I want to replace a sequence of numbers with a single * so that I can group the distinct non-numeric patterns in the table.
The result for this set would be
ABC*_A*
ABC*_B*
AC*_AD*
A*_*
I have written the following primitive query below, it works correctly, but takes a long time to run on a huge table.
I need help with rewriting or editing it to improve it's performance. SQL Server 2014
-- 1. replace all numeric characters with '*'
-- 2. replace multiple consecutive '*' with just a single '*'
SELECT REPLACE
(REPLACE
(REPLACE
(REPLACE
(REPLACE
(REPLACE
(REPLACE
(REPLACE
(REPLACE
(REPLACE
(REPLACE
(REPLACE
(REPLACE(SampleID, '0', '*'),
'1', '*'),
'2', '*'),
'3', '*'),
'4', '*'),
'5', '*'),
'6', '*'),
'7', '*'),
'8', '*'),
'9', '*')
, '*', '~*') -- replace each occurrence of '*' with '~*' (token plus asterisk)
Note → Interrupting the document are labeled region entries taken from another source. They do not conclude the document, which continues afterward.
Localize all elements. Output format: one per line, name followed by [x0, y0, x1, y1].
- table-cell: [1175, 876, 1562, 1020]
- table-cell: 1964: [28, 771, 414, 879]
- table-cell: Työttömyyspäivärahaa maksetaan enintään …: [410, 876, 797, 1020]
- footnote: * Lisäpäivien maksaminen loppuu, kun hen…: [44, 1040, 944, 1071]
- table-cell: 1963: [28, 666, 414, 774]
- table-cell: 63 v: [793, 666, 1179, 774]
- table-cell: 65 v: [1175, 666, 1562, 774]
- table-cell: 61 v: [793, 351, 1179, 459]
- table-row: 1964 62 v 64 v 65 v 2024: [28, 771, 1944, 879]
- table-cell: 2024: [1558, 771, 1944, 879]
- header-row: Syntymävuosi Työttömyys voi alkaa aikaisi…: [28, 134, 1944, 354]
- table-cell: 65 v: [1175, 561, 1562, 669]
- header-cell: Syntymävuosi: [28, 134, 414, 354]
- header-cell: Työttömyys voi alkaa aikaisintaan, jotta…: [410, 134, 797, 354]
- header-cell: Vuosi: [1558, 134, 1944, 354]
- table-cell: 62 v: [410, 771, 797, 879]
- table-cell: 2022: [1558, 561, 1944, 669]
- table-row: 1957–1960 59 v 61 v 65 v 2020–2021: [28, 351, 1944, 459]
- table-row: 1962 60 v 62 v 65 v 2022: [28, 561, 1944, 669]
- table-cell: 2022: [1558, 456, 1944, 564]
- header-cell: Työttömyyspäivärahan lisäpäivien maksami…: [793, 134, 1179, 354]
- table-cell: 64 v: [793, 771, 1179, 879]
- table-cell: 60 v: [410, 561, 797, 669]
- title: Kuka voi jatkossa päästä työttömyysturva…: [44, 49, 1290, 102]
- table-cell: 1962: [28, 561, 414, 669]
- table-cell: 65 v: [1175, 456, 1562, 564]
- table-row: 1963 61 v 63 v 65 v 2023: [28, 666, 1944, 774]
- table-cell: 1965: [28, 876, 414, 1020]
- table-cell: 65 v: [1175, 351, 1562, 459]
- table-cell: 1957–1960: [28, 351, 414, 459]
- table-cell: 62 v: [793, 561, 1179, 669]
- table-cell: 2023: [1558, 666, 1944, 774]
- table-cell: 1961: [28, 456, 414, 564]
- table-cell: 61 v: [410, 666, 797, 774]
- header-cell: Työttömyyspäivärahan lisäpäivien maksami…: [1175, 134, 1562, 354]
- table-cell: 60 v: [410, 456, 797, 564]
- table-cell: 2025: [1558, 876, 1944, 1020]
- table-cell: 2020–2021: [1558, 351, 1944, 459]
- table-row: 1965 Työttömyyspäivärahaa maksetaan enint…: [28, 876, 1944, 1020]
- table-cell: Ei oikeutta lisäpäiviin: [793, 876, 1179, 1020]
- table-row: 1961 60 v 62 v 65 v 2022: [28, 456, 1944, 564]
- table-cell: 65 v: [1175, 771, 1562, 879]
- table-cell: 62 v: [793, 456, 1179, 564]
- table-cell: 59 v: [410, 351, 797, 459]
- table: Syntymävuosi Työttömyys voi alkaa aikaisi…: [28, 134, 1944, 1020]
, '*~', '') -- replace in the result of the previous step each occurrence of '*~' (asterisk plus token) with '' (an empty string)
, '~*', '*') -- replace in the result of the previous step each occurrence of '~*' (token plus asterisk) with '*' (asterisk)
AS Pattern
FROM TABLE_X
Data
The column includes letters and numbers [A-Za-z0-9] and may also include the special characters / and _. I want to replace any sequence of numbers with *, but I do not know if the entry has special characters, and if so how many special characters.
I also do not know how many sequences of numbers are in the entry. All I know is that an entry must have a minimum of 1 number sequence.